Paul, a former vocational agriculture teacher at Berlin and the current adviser of the Berlin Young Farmers Chapter, said the award was a surprise.
"I never expected this," he said. "It is an honor, and I am grateful that the state organization recognized me in this way."
Not only did Paul help organize the statewide conference, but he has spent years working to promote agriculture and community service.
He has served as the adviser for the Berlin Young Farmers' chapter for 41 years and in addition to his honor at the state conference, his chapter received the outstanding chapter of the year award.
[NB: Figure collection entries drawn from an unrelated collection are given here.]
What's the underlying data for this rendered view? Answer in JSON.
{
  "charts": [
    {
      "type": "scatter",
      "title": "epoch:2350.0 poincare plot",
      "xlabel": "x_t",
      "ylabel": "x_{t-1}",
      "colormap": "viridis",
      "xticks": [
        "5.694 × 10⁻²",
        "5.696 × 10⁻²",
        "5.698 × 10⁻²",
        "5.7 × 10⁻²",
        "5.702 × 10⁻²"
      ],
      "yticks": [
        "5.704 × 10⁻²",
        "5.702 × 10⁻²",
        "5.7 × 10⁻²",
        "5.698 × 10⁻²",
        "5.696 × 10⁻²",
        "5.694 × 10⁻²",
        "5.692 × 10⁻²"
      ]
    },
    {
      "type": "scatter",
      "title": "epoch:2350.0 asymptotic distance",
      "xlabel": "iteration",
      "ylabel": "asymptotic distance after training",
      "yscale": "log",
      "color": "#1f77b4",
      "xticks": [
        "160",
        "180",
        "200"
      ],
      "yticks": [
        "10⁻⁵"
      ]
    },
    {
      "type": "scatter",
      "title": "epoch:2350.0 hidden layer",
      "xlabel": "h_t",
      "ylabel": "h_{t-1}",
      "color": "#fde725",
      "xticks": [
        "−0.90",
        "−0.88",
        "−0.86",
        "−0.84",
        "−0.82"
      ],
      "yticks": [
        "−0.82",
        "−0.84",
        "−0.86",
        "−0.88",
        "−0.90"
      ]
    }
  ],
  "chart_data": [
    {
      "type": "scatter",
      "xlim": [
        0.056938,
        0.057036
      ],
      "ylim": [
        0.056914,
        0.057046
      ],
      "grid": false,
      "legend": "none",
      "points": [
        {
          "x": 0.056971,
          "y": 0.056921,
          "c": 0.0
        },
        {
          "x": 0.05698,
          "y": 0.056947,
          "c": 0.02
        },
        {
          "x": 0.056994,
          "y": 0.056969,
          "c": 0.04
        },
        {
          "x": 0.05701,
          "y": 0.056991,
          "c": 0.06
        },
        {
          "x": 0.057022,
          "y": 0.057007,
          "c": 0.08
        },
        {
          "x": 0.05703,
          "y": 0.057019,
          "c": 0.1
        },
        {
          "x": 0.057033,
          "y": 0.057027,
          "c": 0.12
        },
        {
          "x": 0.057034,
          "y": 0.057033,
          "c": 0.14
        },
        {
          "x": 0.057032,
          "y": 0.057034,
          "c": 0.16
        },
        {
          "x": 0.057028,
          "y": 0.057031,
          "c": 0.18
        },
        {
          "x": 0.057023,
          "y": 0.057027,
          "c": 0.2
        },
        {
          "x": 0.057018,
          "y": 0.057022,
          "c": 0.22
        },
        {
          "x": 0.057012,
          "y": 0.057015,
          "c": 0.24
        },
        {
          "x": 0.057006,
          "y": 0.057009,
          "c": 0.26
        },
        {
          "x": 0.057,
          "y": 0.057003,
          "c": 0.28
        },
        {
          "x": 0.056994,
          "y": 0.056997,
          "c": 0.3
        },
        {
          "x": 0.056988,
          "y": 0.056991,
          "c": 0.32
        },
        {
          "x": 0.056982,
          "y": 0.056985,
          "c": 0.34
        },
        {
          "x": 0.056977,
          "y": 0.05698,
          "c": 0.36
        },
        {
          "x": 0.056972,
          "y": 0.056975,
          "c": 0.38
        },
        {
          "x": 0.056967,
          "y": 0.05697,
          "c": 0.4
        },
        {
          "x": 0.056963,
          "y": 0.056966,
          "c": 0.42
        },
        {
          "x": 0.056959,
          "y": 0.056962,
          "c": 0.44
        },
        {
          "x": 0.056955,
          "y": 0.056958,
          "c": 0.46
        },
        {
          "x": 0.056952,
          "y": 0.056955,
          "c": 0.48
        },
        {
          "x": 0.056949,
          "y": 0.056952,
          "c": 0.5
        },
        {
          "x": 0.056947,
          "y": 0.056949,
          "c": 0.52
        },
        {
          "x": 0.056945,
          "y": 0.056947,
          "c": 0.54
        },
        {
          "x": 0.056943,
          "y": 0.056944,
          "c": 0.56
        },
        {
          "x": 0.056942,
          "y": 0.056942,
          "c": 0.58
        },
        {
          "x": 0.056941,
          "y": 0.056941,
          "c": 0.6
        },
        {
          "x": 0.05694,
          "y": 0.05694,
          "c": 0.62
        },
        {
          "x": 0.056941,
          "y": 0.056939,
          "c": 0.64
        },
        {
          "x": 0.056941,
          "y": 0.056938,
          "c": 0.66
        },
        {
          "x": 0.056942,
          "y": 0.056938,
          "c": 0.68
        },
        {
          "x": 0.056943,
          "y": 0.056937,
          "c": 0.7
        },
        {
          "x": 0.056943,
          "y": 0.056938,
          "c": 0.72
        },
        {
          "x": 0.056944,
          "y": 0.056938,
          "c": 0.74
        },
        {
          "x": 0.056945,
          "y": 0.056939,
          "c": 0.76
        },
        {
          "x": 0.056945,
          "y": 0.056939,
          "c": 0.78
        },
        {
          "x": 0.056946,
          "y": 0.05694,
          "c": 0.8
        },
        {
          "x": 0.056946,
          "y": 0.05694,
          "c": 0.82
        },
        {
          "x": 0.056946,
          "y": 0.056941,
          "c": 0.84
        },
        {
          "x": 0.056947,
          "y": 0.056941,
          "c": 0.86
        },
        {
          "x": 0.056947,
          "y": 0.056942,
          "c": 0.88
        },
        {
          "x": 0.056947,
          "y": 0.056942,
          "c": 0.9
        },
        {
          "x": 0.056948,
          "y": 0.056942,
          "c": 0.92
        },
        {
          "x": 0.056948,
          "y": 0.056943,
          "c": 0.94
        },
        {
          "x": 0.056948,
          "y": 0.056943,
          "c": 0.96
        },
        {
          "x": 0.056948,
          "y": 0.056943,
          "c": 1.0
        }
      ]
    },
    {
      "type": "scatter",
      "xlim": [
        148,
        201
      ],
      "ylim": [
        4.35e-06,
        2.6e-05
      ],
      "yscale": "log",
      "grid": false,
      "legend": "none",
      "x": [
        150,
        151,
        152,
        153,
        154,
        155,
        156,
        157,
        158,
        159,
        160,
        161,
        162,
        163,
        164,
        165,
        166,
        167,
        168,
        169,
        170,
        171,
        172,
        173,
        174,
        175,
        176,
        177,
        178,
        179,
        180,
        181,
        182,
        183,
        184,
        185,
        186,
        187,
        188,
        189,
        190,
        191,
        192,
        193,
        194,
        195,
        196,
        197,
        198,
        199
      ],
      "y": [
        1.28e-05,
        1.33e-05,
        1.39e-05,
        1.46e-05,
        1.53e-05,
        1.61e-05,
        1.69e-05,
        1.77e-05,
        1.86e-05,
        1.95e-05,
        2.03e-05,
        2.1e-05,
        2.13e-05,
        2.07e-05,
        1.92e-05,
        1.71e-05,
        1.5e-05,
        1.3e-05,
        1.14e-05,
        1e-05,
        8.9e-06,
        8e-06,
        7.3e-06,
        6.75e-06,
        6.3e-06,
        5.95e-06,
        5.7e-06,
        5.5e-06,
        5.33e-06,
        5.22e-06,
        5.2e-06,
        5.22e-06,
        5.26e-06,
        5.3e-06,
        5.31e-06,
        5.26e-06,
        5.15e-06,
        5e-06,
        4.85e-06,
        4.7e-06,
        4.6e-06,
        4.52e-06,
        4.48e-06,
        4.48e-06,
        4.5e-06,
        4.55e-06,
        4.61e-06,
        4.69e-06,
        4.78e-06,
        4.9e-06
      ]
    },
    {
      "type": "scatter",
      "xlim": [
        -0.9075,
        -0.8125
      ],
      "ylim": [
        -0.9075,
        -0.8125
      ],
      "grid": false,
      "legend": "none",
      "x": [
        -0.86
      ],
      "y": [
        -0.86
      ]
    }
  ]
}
Last year, the Berlin chapter was recognized as having 106 members, the most of 32 chapters statewide, even beating out more affluent agricultural areas in eastern Pennsylvania.
One of the Berlin members, Keith Leydig, serves as the western region vice president for the state organization.
The Berlin chapter marks its 50th anniversary this year. It was organized in 1957 under the leadership of Berlin ag teacher Everett Nicklow. Nicklow left Berlin to take a position as administrator at the Somerset County Vocational-Technical School, and in doing so he left a void in the agricultural department in Berlin and the strong farming community.
It was then that Doyle Paul was called by the Berlin School District to come back from teaching at Red Lion in York County and become the ag teacher at his alma mater, Berlin Brothersvalley, as well as the Young Farmers adviser. He has held the position for 39 years.
"I feel grateful to have been a part of this organization and will continue to support one of the greatest industries and professions in the world," Paul said.
Gerald Reichard, a former agricultural teacher from Waynesboro who has known Paul for several years, announced the Richard Hoppes Memorial Award and praised Paul for his tireless efforts in agriculture.
"Doyle's love for education and the students allowed him to never work a day in his life in the 36 years he was teaching in Berlin as a vocational agricultural teacher," said Reichard. "He's not only the heart of Berlin but also the agricultural community."
Doyle and his wife of 41 years, Donna, have three grown children -- Deidre, Debbie and Doug -- and several grandchildren.
Even though Doyle often can be found spending time with his grandchildren, he has never stopped teaching. His community activities are unselfish and unending.
He serves as a Western Pennsylvania field consultant for Penn State University. And he has always been active with the Berlin Volunteer Fire Department and at his church, Berlin Brethren Church, where his son-in-law, Tom Sprowls, serves as a full-time youth pastor. For the past 41 years, Paul also has been a driving force behind the Berlin Community Fair, held every September in Berlin.
"I was glad after retiring from teaching in 2001 to continue as the Young Farmer adviser, and it's one of the many organizations I've enjoyed working with throughout the years," Paul said.